O mito da taxação salvadora

Defensores de mais impostos argumentam que basta “cobrar dos ricos” para resolver tudo. Mas os números não fecham. No Brasil os políticos não enxergam a ineficiência de impostos e insistem em inventar impostos, como por exemplo, o tal imposto sobre grandes fortunas, que, países como França e Suécia adotaram no passado e já abandonaram devido à fuga de capitais e baixa arrecadação.

Mesmo que o Estado confiscasse 100% da fortuna de todos os bilionários brasileiros, algo em torno de R$ 2 trilhões, isso sustentaria o governo federal por apenas alguns meses, considerando um orçamento anual acima de R$ 6 trilhões.
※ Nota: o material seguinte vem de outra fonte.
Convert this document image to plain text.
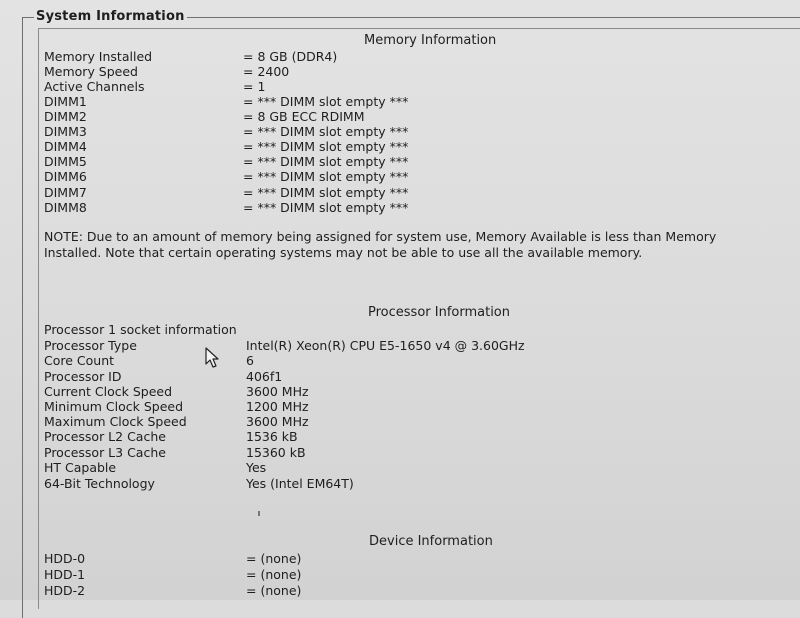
System Information
Memory Information
Memory Installed	= 8 GB (DDR4)
Memory Speed	= 2400
Active Channels	= 1
DIMM1	= *** DIMM slot empty ***
DIMM2	= 8 GB ECC RDIMM
DIMM3	= *** DIMM slot empty ***
DIMM4	= *** DIMM slot empty ***
DIMM5	= *** DIMM slot empty ***
DIMM6	= *** DIMM slot empty ***
DIMM7	= *** DIMM slot empty ***
DIMM8	= *** DIMM slot empty ***
NOTE: Due to an amount of memory being assigned for system use, Memory Available is less than Memory Installed. Note that certain operating systems may not be able to use all the available memory.
Processor Information
Processor 1 socket information
Processor Type	Intel(R) Xeon(R) CPU E5-1650 v4 @ 3.60GHz
Core Count	6
Processor ID	406f1
Current Clock Speed	3600 MHz
Minimum Clock Speed	1200 MHz
Maximum Clock Speed	3600 MHz
Processor L2 Cache	1536 kB
Processor L3 Cache	15360 kB
HT Capable	Yes
64-Bit Technology	Yes (Intel EM64T)
Device Information
HDD-0	= (none)
HDD-1	= (none)
HDD-2	= (none)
Depois disso Não haveria mais bilionários, com isso teríamos menos investimento, menos empregos e consequentemente, menos arrecadação de impostos e menos crescimento.
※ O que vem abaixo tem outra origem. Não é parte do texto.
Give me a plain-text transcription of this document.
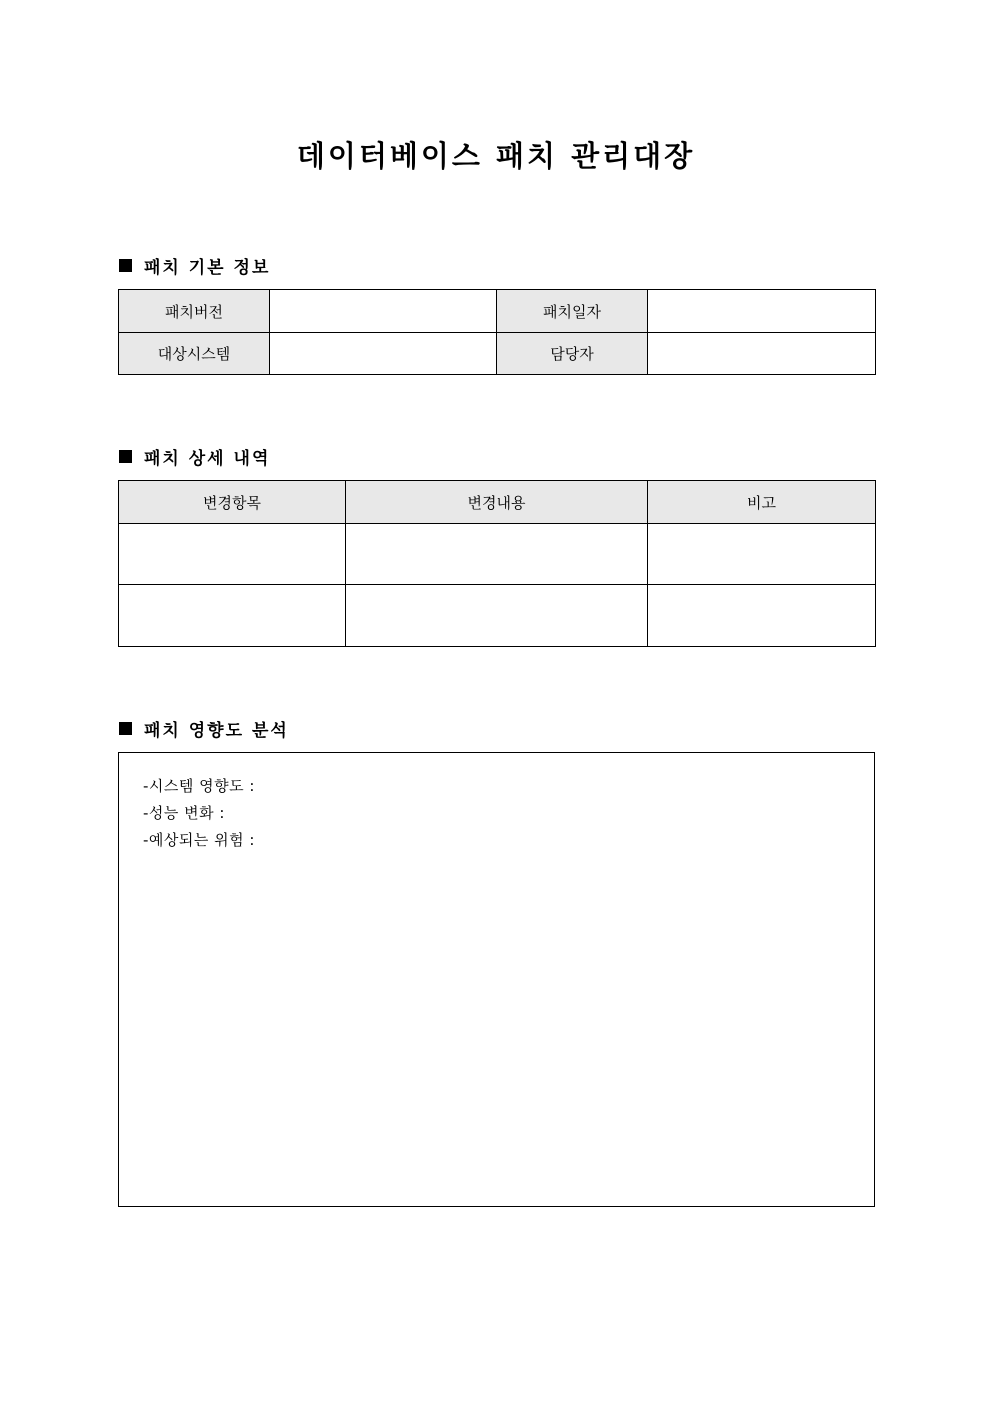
데이터베이스 패치 관리대장
패치 기본 정보
패치버전		패치일자	
대상시스템		담당자	
패치 상세 내역
변경항목	변경내용	비고

패치 영향도 분석
-시스템 영향도 :
-성능 변화 :
-예상되는 위험 :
Em junho de 2025, um levantamento da consultoria Henley & Partners (líder global em planejamento de residência e cidadania), destacou que o Brasil registraria uma saída de aproximadamente 1.200 milionários até o fim do ano. Esta quantidade de “ricos” indo embora, representa a maior perda entre os países da América Latina e envolve uma estimativa de US$ 8,4 bilhões (R$ 46 bilhões) em êxodo de riqueza.

A projeção da Henley & Partners coloca o Brasil na 6ª posição entre os países com maior êxodo de indivíduos de alta renda no mundo, atrás somente de Rússia (em guerra), Índia, China, Coreia do Sul e Reino Unido. A decisão de mudança, reflete preocupações com segurança, ambiente político-econômico e carga tributária, fatores que impulsionam a migração de grandes fortunas para destinos como Estados Unidos, Portugal, Ilhas Cayman, Costa Rica e Panamá.
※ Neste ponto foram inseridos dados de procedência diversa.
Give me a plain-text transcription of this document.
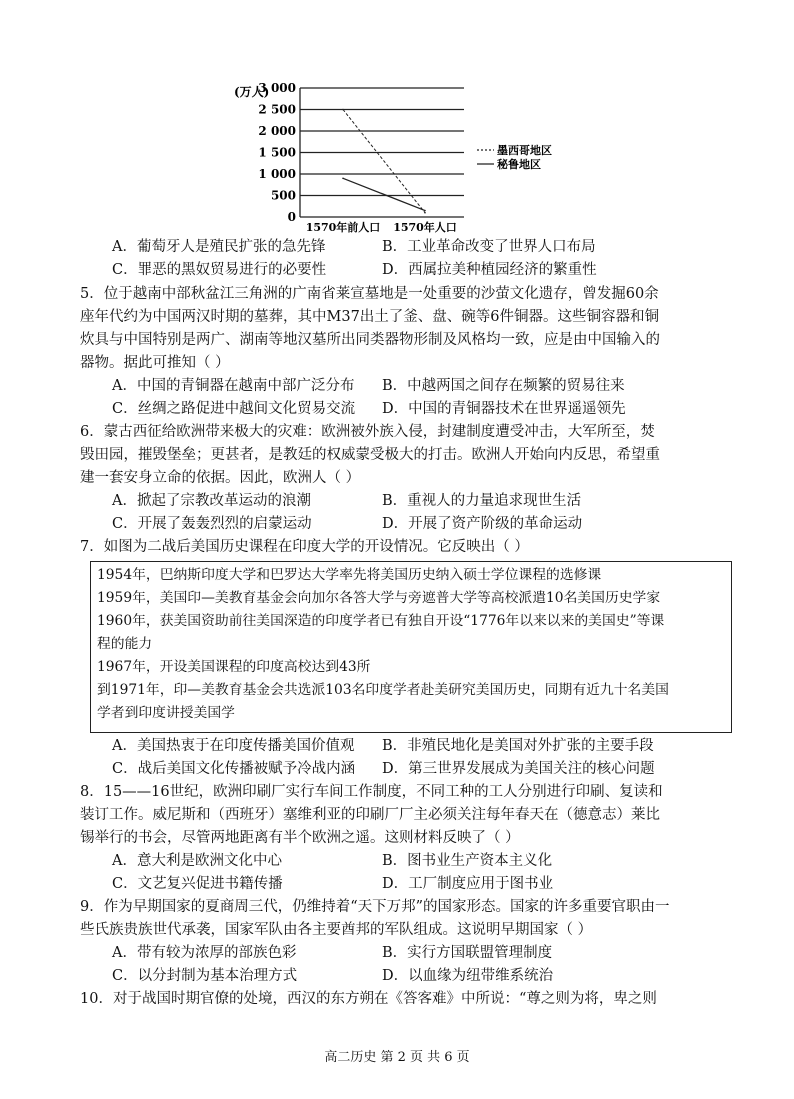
(万人)
3 000
2 500
2 000
1 500
1 000
500
0
1570年前人口 1570年人口
墨西哥地区
秘鲁地区
A．葡萄牙人是殖民扩张的急先锋	B．工业革命改变了世界人口布局
C．罪恶的黑奴贸易进行的必要性	D．西属拉美种植园经济的繁重性
5．位于越南中部秋盆江三角洲的广南省莱宣墓地是一处重要的沙萤文化遗存，曾发掘60余
座年代约为中国两汉时期的墓葬，其中M37出土了釜、盘、碗等6件铜器。这些铜容器和铜
炊具与中国特别是两广、湖南等地汉墓所出同类器物形制及风格均一致，应是由中国输入的
器物。据此可推知（ ）
A．中国的青铜器在越南中部广泛分布 B．中越两国之间存在频繁的贸易往来
C．丝绸之路促进中越间文化贸易交流 D．中国的青铜器技术在世界遥遥领先
6．蒙古西征给欧洲带来极大的灾难：欧洲被外族入侵，封建制度遭受冲击，大军所至，焚
毁田园，摧毁堡垒；更甚者，是教廷的权威蒙受极大的打击。欧洲人开始向内反思，希望重
建一套安身立命的依据。因此，欧洲人（ ）
A．掀起了宗教改革运动的浪潮	B．重视人的力量追求现世生活
C．开展了轰轰烈烈的启蒙运动	D．开展了资产阶级的革命运动
7．如图为二战后美国历史课程在印度大学的开设情况。它反映出（ ）
1954年，巴纳斯印度大学和巴罗达大学率先将美国历史纳入硕士学位课程的选修课
1959年，美国印—美教育基金会向加尔各答大学与旁遮普大学等高校派遣10名美国历史学家
1960年，获美国资助前往美国深造的印度学者已有独自开设“1776年以来以来的美国史”等课
程的能力
1967年，开设美国课程的印度高校达到43所
到1971年，印—美教育基金会共选派103名印度学者赴美研究美国历史，同期有近九十名美国
学者到印度讲授美国学
A．美国热衷于在印度传播美国价值观 B．非殖民地化是美国对外扩张的主要手段
C．战后美国文化传播被赋予冷战内涵 D．第三世界发展成为美国关注的核心问题
8．15——16世纪，欧洲印刷厂实行车间工作制度，不同工种的工人分别进行印刷、复读和
装订工作。威尼斯和（西班牙）塞维利亚的印刷厂厂主必须关注每年春天在（德意志）莱比
锡举行的书会，尽管两地距离有半个欧洲之遥。这则材料反映了（ ）
A．意大利是欧洲文化中心	B．图书业生产资本主义化
C．文艺复兴促进书籍传播	D．工厂制度应用于图书业
9．作为早期国家的夏商周三代，仍维持着“天下万邦”的国家形态。国家的许多重要官职由一
些氏族贵族世代承袭，国家军队由各主要酋邦的军队组成。这说明早期国家（ ）
A．带有较为浓厚的部族色彩	B．实行方国联盟管理制度
C．以分封制为基本治理方式	D．以血缘为纽带维系统治
10．对于战国时期官僚的处境，西汉的东方朔在《答客难》中所说：“尊之则为将，卑之则
高二历史 第 2 页 共 6 页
Agora reflita, se pararmos para pensar friamente, taxar os “ricos” não resolve problemas, e em vez disso o ideal é reduzir o Estado o máximo possível! Se você ganha mais de R$ 3.500, os dados do IBGE indicam que você está no topo da pirâmide brasileira, assim, você já é “rico” e está em uma posição de privilégio. Caso o governo federal continue a trabalhar com a ideia de taxar os “ricos”, em pouco tempo, você será taxado por ter uma “grande fortuna”, depois que todos os bilionário e milionários resolverem sair do país.

Ao invés de nos atrapalhar querendo afastar o capital com um monte de impostos, o governo federal deveria focar na busca de investimentos privados em produtividade e educação livre, além de permitir a liberdade econômica como caminhos para o crescimento dos indivíduos.